In the previous article of this series, we discussed about current liabilities and working capital. In this article, we shall conclude our discussion about the components that make up a balance sheet by taking up the topic of 'investments' and the different types of investments found in companies' balance sheets.
As defined in Accounting Standard 13 (AS-13) - "Investments are assets held by an enterprise for earning income by way of dividends, interest, and rentals, for capital appreciation, or for other benefits to the investing enterprise. Assets held as stock-in-trade are not 'investments'."
Some of the investments found in companies' balance sheets include stocks, bonds, mutual funds and investments made towards their subsidiaries or associate companies.
Broadly investments can be categorised into four categories. They are as follows:
- Current and long-term investments
- Quoted and unquoted investments
Current and long-term investments:
On a broader basis, investments are classified as long-term and short terms investments. Current investments are investments that are not intended to be held on for more than a year from the date of purchase. An example of the same would be an investment in a liquid fund. On the other hand, AS-13 states that an investment other than a current investment is termed as a long term investment.

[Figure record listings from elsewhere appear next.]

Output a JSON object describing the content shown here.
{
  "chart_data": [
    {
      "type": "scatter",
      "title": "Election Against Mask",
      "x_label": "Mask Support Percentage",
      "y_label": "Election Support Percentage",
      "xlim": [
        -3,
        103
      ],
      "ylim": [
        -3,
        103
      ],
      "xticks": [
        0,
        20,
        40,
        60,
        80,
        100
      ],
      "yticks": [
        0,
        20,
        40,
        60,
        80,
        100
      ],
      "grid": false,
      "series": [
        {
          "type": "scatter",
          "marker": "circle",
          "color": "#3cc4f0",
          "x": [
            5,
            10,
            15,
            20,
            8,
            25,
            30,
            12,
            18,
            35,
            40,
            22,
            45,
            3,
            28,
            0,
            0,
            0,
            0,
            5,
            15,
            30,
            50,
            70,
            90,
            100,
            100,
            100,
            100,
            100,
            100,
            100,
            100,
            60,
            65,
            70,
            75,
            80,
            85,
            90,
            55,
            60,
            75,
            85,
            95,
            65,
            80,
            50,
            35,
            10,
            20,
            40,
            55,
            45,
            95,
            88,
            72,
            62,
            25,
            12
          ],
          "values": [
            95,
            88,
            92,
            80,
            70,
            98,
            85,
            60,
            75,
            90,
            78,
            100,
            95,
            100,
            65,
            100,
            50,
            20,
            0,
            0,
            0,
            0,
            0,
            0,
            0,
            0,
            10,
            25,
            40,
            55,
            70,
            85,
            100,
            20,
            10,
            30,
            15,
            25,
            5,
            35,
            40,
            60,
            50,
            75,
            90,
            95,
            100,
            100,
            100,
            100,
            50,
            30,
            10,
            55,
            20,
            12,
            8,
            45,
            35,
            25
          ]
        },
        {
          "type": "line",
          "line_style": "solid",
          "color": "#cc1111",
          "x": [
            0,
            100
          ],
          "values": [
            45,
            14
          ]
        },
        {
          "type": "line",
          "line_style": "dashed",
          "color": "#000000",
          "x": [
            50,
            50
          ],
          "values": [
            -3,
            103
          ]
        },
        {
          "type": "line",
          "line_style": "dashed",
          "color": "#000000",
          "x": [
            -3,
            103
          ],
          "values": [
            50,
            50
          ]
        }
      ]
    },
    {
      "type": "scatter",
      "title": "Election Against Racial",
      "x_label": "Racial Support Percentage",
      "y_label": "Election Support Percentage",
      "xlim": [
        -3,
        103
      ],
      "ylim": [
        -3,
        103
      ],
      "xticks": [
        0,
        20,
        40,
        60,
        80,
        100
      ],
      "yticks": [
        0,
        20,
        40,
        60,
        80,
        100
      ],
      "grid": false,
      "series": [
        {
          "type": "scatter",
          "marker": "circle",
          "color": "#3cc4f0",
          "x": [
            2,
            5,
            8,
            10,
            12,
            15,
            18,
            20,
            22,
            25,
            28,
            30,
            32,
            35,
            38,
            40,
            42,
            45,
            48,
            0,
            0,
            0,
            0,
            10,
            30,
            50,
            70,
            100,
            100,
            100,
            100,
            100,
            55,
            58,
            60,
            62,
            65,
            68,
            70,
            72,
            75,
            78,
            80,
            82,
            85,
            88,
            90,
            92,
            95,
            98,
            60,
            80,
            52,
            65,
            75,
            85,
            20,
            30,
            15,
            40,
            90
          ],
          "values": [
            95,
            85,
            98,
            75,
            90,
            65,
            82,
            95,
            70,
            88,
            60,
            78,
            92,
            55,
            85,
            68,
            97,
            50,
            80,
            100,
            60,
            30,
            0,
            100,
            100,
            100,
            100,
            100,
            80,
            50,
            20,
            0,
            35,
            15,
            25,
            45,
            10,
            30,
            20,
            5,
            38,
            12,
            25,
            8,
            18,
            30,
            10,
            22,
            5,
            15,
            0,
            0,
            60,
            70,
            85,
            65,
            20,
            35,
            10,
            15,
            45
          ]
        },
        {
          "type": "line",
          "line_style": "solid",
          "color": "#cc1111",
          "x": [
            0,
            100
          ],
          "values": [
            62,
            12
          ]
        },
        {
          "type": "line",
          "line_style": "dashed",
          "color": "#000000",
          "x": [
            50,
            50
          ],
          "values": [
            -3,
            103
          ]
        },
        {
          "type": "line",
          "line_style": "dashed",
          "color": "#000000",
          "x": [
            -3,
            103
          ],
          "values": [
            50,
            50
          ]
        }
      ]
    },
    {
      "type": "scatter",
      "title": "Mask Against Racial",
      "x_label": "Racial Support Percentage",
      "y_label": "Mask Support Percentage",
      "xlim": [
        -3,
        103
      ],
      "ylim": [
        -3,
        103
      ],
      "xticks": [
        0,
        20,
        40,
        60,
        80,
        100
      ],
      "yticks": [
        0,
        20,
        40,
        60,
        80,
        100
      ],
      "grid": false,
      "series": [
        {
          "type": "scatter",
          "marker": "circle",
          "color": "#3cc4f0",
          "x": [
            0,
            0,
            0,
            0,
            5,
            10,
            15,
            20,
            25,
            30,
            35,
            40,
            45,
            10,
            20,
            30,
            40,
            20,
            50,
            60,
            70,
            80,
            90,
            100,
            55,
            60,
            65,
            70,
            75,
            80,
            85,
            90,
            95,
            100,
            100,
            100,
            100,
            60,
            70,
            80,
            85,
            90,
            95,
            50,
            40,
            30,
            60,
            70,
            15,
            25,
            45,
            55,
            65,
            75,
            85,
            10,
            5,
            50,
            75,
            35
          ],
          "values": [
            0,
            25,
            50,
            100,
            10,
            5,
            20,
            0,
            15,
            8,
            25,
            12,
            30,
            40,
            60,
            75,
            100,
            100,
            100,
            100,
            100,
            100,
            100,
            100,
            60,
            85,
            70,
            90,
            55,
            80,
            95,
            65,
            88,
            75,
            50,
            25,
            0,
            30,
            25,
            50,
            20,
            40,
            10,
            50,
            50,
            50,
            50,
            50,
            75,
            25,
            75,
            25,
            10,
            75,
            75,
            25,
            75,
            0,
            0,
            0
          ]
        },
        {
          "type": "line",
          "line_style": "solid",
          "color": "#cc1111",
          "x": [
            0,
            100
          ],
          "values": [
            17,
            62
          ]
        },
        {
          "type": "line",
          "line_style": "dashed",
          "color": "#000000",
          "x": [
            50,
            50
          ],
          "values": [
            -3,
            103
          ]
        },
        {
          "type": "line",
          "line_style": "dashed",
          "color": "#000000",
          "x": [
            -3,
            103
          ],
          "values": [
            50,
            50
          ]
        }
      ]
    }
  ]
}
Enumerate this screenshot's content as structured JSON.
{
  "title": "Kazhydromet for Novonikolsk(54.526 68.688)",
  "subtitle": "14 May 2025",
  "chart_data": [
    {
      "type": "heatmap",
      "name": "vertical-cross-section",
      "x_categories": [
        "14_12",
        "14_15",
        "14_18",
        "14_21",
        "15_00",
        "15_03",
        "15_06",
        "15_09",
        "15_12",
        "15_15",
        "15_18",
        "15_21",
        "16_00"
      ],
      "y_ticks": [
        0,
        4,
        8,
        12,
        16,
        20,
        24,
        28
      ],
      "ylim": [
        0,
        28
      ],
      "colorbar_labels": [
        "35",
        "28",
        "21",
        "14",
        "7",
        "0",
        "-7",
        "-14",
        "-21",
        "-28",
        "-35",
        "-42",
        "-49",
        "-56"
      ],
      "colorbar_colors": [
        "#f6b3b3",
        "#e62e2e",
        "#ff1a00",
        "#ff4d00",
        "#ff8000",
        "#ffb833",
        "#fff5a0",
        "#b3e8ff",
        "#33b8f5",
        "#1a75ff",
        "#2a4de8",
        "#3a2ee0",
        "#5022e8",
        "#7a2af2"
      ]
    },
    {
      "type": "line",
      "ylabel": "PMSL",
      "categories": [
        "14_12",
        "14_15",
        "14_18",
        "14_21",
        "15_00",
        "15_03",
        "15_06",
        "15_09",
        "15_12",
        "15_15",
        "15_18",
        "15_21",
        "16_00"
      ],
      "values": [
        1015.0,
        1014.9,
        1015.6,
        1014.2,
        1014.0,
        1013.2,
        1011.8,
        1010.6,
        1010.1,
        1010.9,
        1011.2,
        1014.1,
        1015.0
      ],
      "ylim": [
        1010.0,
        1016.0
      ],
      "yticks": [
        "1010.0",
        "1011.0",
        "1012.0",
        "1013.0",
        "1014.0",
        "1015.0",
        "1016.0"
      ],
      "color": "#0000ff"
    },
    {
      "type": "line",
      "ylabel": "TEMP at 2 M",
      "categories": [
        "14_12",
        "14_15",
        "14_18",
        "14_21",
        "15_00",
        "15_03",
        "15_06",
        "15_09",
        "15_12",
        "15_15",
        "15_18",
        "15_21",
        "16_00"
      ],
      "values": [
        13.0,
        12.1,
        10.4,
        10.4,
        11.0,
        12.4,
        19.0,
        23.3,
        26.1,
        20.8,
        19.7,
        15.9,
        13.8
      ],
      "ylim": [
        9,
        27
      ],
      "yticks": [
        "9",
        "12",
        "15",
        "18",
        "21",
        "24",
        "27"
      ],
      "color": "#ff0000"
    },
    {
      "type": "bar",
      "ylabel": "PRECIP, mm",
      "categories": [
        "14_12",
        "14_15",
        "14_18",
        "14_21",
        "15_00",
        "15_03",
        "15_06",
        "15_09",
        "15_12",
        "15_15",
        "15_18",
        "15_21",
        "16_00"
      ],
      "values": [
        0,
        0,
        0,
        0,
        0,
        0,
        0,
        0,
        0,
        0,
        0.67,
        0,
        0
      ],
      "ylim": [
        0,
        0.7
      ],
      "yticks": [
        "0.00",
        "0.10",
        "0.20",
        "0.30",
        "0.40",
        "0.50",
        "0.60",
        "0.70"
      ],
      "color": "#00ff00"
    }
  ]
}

In the financial statements, current investments are valued at the lower of cost and fair value. However, in the case of long term assets, it should be valued at cost. However, it is mandatory for companies to make a provision for diminution in value if there is a decline in the value of the investment. AS-13 has defined fair value as - "Fair value is the amount for which an asset could be exchanged between a knowledgeable, willing buyer and a knowledgeable, willing seller in an arm's length transaction. Under appropriate circumstances, market value or net realisable value provides an evidence of fair value." Apart from the actual cost of the asset, the cost of an investment also includes acquisition charges such as brokerage, fees and duties.
Further, as values of investments fluctuate from time to time, companies need account for the same in their books (profit and loss account). It is mandatory for companies to report the aggregate amount of quoted and unquoted investments. They should also give the aggregate market value of quoted investments as on the date of reporting.
You may also notice investments termed 'investment property' annual reports of in some companies. This is nothing but an investment in land or buildings which are not intended to be used or occupied by the investee. Such an investment is considered as a long term investment.
Quoted and unquoted investments:
Quoted investments are investments whose value is easily assessable. Investment in the stock of companies which are listed on stock exchanges would be the best example of quoted investments. This is because market prices give these instruments a readily assessable value. Investment in mutual funds would also classify as a quoted investment. On the other hand, un-quoted investments are investments which do not have a readily available price. Many a times you will find that companies have invested in stocks that are not listed on any stock exchange. For such kind of investments, other means are used to determine fair value.
It may be noted that some companies also report investments as trade and non-trade investments. Also, an investor may get confused as to why certain investments are shown in a company's standalone statement, but are missing from its consolidated balance sheet. The answer lies in the fact that a company's consolidated numbers include those of its subsidiaries and associate companies, the latter companies do not appear separately as investments in the balance sheet.